Being well-tempermented does not just lend itself to being a good Instagram model. Debbie knew long before Ella came into their lives that she wanted their second dog to be a service dog of some kind. She saw firsthand the effect therapy dogs can have while her father was in a nursing home and his dogs were brought to visit. “She would see how not just him but everybody in the nursing home would get all excited to see the puppies,” Mike says.
On top of already being familiar with the breed, as their previous dog had been a Golden mix, it is the good temperament of the golden retriever that makes them good therapy dogs and made them bring Ella home in the first place.
So as soon as the family brought her home they wasted no time and began training her for the test necessary to become a service animal. The group she works with only does therapy dog testing twice a year, so for the past 22 months, Ella has been going to school to get ready for the big day.
However, despite killing it at the Instagram game, her work as a therapy-dog-in-training has not always been perfect. While some days she does great, other days she really likes to just be playful. Spring break also proved to be a setback for the influencer.
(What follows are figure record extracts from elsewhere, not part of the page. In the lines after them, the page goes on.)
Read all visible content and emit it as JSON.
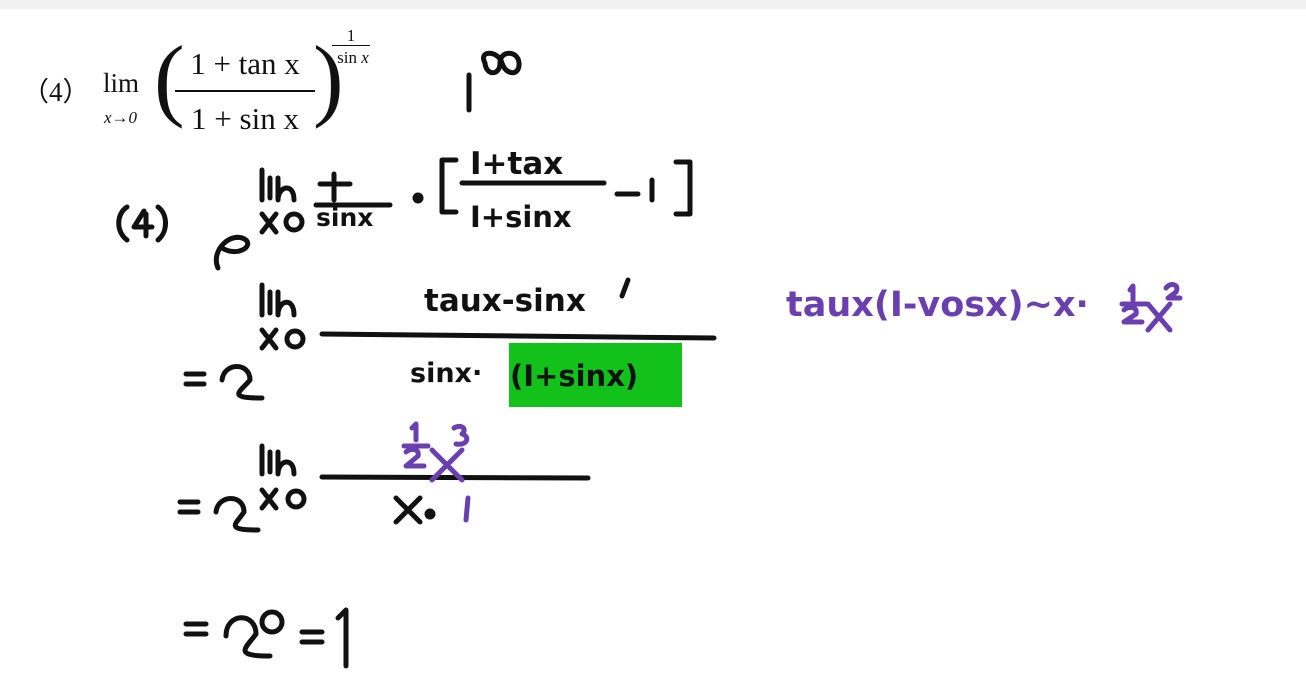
{
  "problem": {
    "label": "（4）",
    "lim": "lim",
    "lim_sub": "x→0",
    "numerator": "1 + tan x",
    "denominator": "1 + sin x",
    "exponent_num": "1",
    "exponent_den_text": "sin ",
    "exponent_den_var": "x",
    "paren_left": "(",
    "paren_right": ")"
  },
  "annotations": {
    "indeterminate_form": "1^∞",
    "step_marker": "(4)"
  },
  "steps": {
    "step1": "e^{lim_{x→0} 1/sinx · [ (1+tanx)/(1+sinx) − 1 ]}",
    "step2": "= e^{lim_{x→0} (tanx − sinx)/(sinx·(1+sinx))}",
    "step3": "= e^{lim_{x→0} (½x³)/(x·1)}",
    "step4": "= e⁰ = 1"
  },
  "side_note": "tanx(1−cosx) ~ x·½x²",
  "colors": {
    "black_ink": "#111111",
    "purple_ink": "#6a3fb0",
    "highlight": "#12c21a"
  }
}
Like many non-dogs, taking a week off of studying caused her to forget a few things.
A lot of the training that goes into becoming a therapy dog is basic obedience. Learning things like not jumping at sudden noises and not licking and picking up things that are on the floor (if pills are spilled in a hospital you wouldn’t want a dog to lap them up). While another part of the training is just about maintaining composure. For example, not getting scared when a large crowd rushes at them.
Another important area of training is also one that Ella had particular trouble with: reacting to loud and sudden noises. In training, to get the dogs used to such things, the instructors put chains inside an old metal can and drop it across the room. At home, Mike and the family used their own method to desensitize Ella, turning on their vacuum cleaners more than usual.
There are other things she needed to get used to like crutches and people using walkers to get around, things that, at first, she was very afraid of. So to help her with this, the Sykuta family brought crutches and walkers home with them and kept them around the house.
At the end of the day, when she’s not training or posing for photos, what Ella really loves more than anything is simple love and attention. Particularly, being cuddled. Recently while Mike was watching TV one night, she did something she had never done before: hop up to lay down in his lap.
“She thinks she’s a 70-pound lap dog,” he says.
On Sunday, April 7, Ella took her therapy dog test and passed “with flying colors,” Mike says. Her first event will be Sunday, May 12, at Ellis Library. Yet despite her new job, she also will continue in her career as a social media influencer. And as Mike points out, the two are more similar than one may think.
“In some sense it’s just an extension of the therapy dog thing. The whole idea of doing that is so that she can make other people feel good.”